KATHMANDU - Nepal's newly appointed royalist government will soon appoint negotiators who will hold unconditional peace talks with Maoist rebels, local media reported.
It is the first step toward a peaceful end to a bloody Maoist revolt since King Gyanendra seized power a week ago, but is also being twinned with an increased army offensive and an appeal for the guerrillas to give up their weapons.
"(The government) is going to form a dialogue committee that will hold a dialogue with the Maoists soon," Culture and Aviation Minister Buddhiraj Bajracharya said, according to the Kathmandu Post.
"Now they should come for dialogue without any condition."
Bajracharya, one of the most senior members of Gyanendra's new 10-member cabinet, also said the king did not plan to ban political parties, despite arresting party leaders when he sacked the government last week.
The ousted government's failure to make any progress in ending the nine-year Maoist rebellion that has killed more than 11,000 people was one of the reasons Gyanendra gave for his abrupt move.

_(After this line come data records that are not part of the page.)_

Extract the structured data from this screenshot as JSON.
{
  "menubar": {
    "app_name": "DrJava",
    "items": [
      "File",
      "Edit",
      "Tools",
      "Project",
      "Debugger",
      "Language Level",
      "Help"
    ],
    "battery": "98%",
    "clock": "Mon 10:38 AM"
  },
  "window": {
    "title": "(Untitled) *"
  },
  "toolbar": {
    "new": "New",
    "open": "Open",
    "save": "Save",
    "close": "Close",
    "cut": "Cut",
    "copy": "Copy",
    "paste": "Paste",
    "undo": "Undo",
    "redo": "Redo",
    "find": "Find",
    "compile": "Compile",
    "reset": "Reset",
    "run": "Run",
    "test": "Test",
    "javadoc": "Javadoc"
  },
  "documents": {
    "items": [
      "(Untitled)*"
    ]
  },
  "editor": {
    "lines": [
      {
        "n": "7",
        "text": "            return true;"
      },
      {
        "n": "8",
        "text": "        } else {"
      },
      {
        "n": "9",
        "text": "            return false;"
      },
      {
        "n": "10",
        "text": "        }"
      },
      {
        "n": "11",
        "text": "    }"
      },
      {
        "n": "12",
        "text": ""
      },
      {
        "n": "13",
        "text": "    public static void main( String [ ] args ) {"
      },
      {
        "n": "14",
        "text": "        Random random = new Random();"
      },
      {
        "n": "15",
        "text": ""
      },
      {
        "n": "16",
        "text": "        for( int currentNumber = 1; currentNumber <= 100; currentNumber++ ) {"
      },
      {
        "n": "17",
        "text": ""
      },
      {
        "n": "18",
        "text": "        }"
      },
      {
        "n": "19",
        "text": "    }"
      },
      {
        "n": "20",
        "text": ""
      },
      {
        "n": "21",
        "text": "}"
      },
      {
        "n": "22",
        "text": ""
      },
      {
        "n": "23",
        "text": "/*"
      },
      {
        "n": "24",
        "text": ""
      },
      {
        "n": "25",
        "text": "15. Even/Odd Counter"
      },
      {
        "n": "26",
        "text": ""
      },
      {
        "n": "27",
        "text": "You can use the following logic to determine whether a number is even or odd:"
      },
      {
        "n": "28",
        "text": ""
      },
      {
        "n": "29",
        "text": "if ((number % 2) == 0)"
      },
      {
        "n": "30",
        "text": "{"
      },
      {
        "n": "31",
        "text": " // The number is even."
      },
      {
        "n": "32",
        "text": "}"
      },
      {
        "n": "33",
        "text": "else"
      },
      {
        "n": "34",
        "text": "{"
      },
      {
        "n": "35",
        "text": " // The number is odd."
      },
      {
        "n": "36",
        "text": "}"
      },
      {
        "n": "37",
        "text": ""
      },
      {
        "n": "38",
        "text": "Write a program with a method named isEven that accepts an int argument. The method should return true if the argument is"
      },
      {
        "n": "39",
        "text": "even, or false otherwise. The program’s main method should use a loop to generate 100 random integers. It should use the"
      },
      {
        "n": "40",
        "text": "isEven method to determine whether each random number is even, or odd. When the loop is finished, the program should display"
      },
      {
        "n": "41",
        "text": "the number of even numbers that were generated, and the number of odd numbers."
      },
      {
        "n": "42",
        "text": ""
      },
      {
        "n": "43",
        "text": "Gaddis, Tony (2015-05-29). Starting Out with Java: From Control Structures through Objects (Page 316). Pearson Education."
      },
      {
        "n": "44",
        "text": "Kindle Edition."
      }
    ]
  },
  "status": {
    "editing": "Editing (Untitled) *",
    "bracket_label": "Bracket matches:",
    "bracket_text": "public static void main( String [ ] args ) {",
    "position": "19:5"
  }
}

The Maoists had maintained they wanted to deal directly with the king rather than a puppet government, but they have also strongly condemned his sudden assumption of power and suspension of democracy and threatened to blockade the capital, Kathmandu.
In a demonstration of their strength, they sealed off the city for a week in August through the threat of violence alone rather than any physical action.
Gyanendra's sacking of the government, suspension of civil rights and muzzling of the press has drawn worldwide condemnation from governments and rights groups.
Leading Nepali human rights groups say he has effectively implemented military rule.
After the king declared the state of emergency, which included cutting the tiny Himalayan nation's communications with the outside world, the army said it would step up its offensive against the guerrillas in a bid to force them into peace talks.
Analysts say his seizure of power was aimed at giving the army a free hand to take on the rebels, although both sides admit they cannot win on the battleground and can only fight to strengthen their hand in any future peace talks.
Opponents of the king are struggling to rally protests against his move, which many say takes the world's only Hindu kingdom back to its feudal past, before democracy began in 1990.
But with hundreds of political activists and leaders, including ousted prime minister Sher Bahadur Deuba and his cabinet, under house arrest or behind bars, phone lines cut and the media censored, opponents have been unable to organise any serious public resistance so far.
In one of the first open, but muted, signs of criticism of the king's move, The Kathmandu Post published an editorial urging the king to reconsider his muzzling of the press.
"As a legal entity governed by the law of the land, we are not in a position to challenge the government. Nor do we intend to do so. However, we strongly feel that the government should reconsider ... and let the media play its role in nurturing democracy," the Post editorial said.
The editorial also appeared in the Post's Nepali language sister publication, Kantipur. Journalists say soldiers are sitting in newsrooms vetting stories before they are published.